What Does A Massage Feel Like?
- September 13, 2017
- Posted by: Embrace Beauty Academy
- Category: Beauty Therapy Massage
What Does A Massage Feel Like?
If you’ve never had a massage then you may be wondering what it feels like. Well, in answer to your question we’d say that it depends on two things:
- the type of massage you’ve asked for
- your ability to communicate effectively with the massage therapist
To have an enjoyable experience, it’s important to know sufficient about both these aspects of massage. Ultimately, you can decide how much pressure your therapist delivers.
If you’re a massage virgin then the best place to start is with a Swedish massage.
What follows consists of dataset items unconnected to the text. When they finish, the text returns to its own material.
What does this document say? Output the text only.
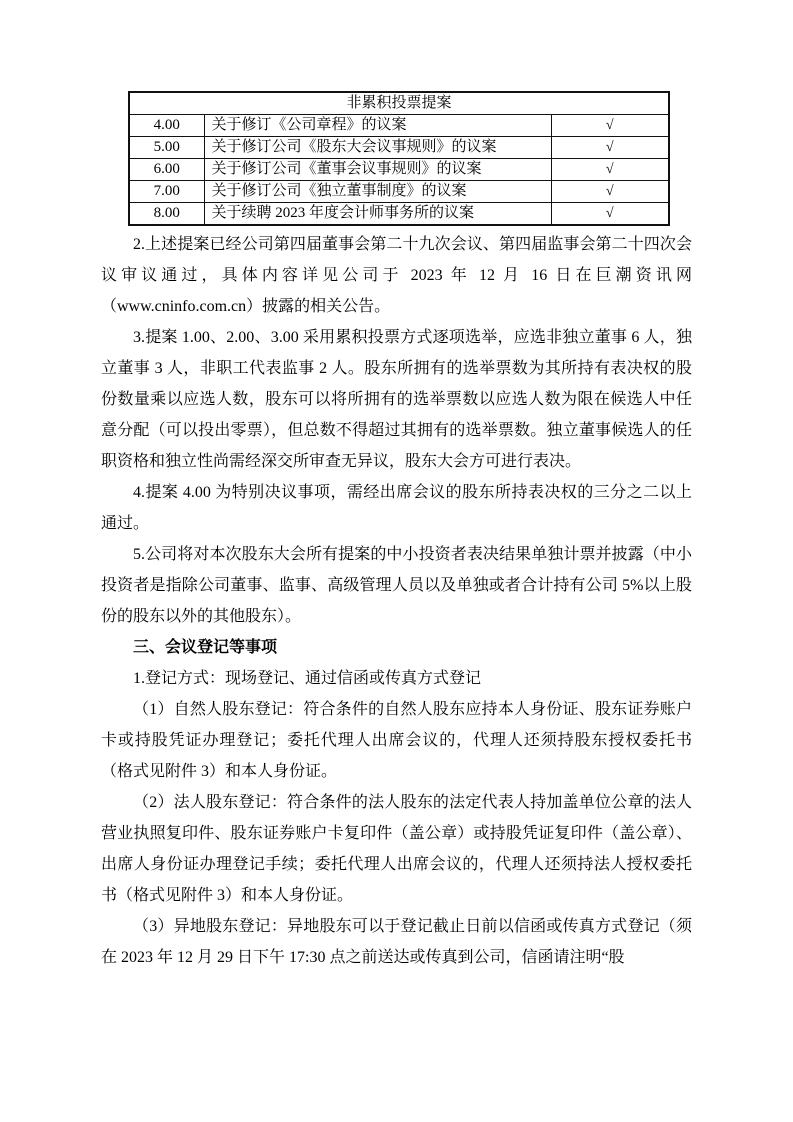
非累积投票提案		
4.00	关于修订《公司章程》的议案	√
5.00	关于修订公司《股东大会议事规则》的议案	√
6.00	关于修订公司《董事会议事规则》的议案	√
7.00	关于修订公司《独立董事制度》的议案	√
8.00	关于续聘 2023 年度会计师事务所的议案	√

2.上述提案已经公司第四届董事会第二十九次会议、第四届监事会第二十四次会议审议通过，具体内容详见公司于 2023 年 12 月 16 日在巨潮资讯网（www.cninfo.com.cn）披露的相关公告。

3.提案 1.00、2.00、3.00 采用累积投票方式逐项选举，应选非独立董事 6 人，独立董事 3 人，非职工代表监事 2 人。股东所拥有的选举票数为其所持有表决权的股份数量乘以应选人数，股东可以将所拥有的选举票数以应选人数为限在候选人中任意分配（可以投出零票），但总数不得超过其拥有的选举票数。独立董事候选人的任职资格和独立性尚需经深交所审查无异议，股东大会方可进行表决。

4.提案 4.00 为特别决议事项，需经出席会议的股东所持表决权的三分之二以上通过。

5.公司将对本次股东大会所有提案的中小投资者表决结果单独计票并披露（中小投资者是指除公司董事、监事、高级管理人员以及单独或者合计持有公司 5%以上股份的股东以外的其他股东）。

三、会议登记等事项

1.登记方式：现场登记、通过信函或传真方式登记

（1）自然人股东登记：符合条件的自然人股东应持本人身份证、股东证券账户卡或持股凭证办理登记；委托代理人出席会议的，代理人还须持股东授权委托书（格式见附件 3）和本人身份证。

（2）法人股东登记：符合条件的法人股东的法定代表人持加盖单位公章的法人营业执照复印件、股东证券账户卡复印件（盖公章）或持股凭证复印件（盖公章）、出席人身份证办理登记手续；委托代理人出席会议的，代理人还须持法人授权委托书（格式见附件 3）和本人身份证。

（3）异地股东登记：异地股东可以于登记截止日前以信函或传真方式登记（须在 2023 年 12 月 29 日下午 17:30 点之前送达或传真到公司，信函请注明“股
This is perfect for beginners as well as nervous types worried it may hurt.
So what’s a Swedish massage?
In essence it’s all about relaxing your body while at the same time it provides a whole host of health benefits:
- It detoxes the lymph system,
- Oxygenates the blood
- Extends muscle range and flexibility
- and improves circulation.
Deep tissue massage is similar to a Swedish massage with the difference being that your therapist will use stronger pressure and focus on releasing muscles which are seriously tight. He or she may use a technique known as trigger point therapy which can feel uncomfortable, but don’t be afraid to speak up if the pressure feels too much for you. Sometimes even moderate pressure can really hurt on tight muscles, so it’s very important for you to communicate with your therapist.
Beginning with Swedish massage
The best way to get acquainted with massage and your therapist is to start off with the Swedish method. Once you get used to the therapist’s touch and your body relaxes you may want to try deeper massage and other types, including hot stone, trigger point, and sports massage. Although they’re closely intertwined, they have differing techniques. Besides, the more you try, the more you’ll find out what you like.
The other factor that affects how the massage feels is your therapist. As you know, we all have different ways of doing the same things, and this is no different with massage therapists. Each one develops their own style. As a result, and depending on your particular therapist, their style of Swedish massage may involve slow soothing strokes with a light pressure, gradually building to more vigorous movements; or it may involve firm pressure and faster movements from the outset. Remember, you can ask your therapist to adjust the pressure to a level you feel more at ease with.
The golden rule of massage
No matter what type of massage you’re receiving it and who the massage therapist is, the treatment should feel good. A massage shouldn’t hurt – not even a deep tissue massage. Instead it should feel deeply relaxing. If this isn’t the case then it’s probably that your body can’t take the force of pressure being applied. Listen to what your body is telling you and communicate this to your therapist. Unless they have mystic powers then it’s unlikely they know what you’re feeling and won’t do if you don’t tell them.
So, what happens during a massage?
You’re more likely to feel at ease if you know what to expect during your first massage. Generally you start facing down with your face in a sort of cradle so that you don’t strain your neck. Depending on how you feel about removing your clothes, you may be naked beneath a sheet, or you can be wearing your underwear, or any loose, light clothes that you feel comfortable in.
Typically your therapist should have warmed their hands first and indicated that they’re about to start so that you aren’t surprised when they first touch you. They’ll use massage oil so that their hands glide effortlessly over your body.
Classic Swedish massage strokes are used to loosen and relax muscle tissue, these include:
- ‘effleurage’ or smooth, gliding strokes which warm up the muscle tissue. Done slowly this is very relaxing and carried out faster, it feels more invigorating
- ‘petrissage’ or kneading which involves lifting and pulling the muscle tissue away from the bone structure and working it more deeply
- cross-fibre friction when targeting a specific trouble spot. This separates tissues, restores circulation, and makes the tissue feel more pliable.
Some therapists even involve passive stretching such as moving your arm over your head to mobilise the joint.
The best….. no the only way to find out what a massage feels like and what style you enjoy, is to try out different therapists and re-book the ones you like. Only that way will you enjoy the long term health benefits of massage.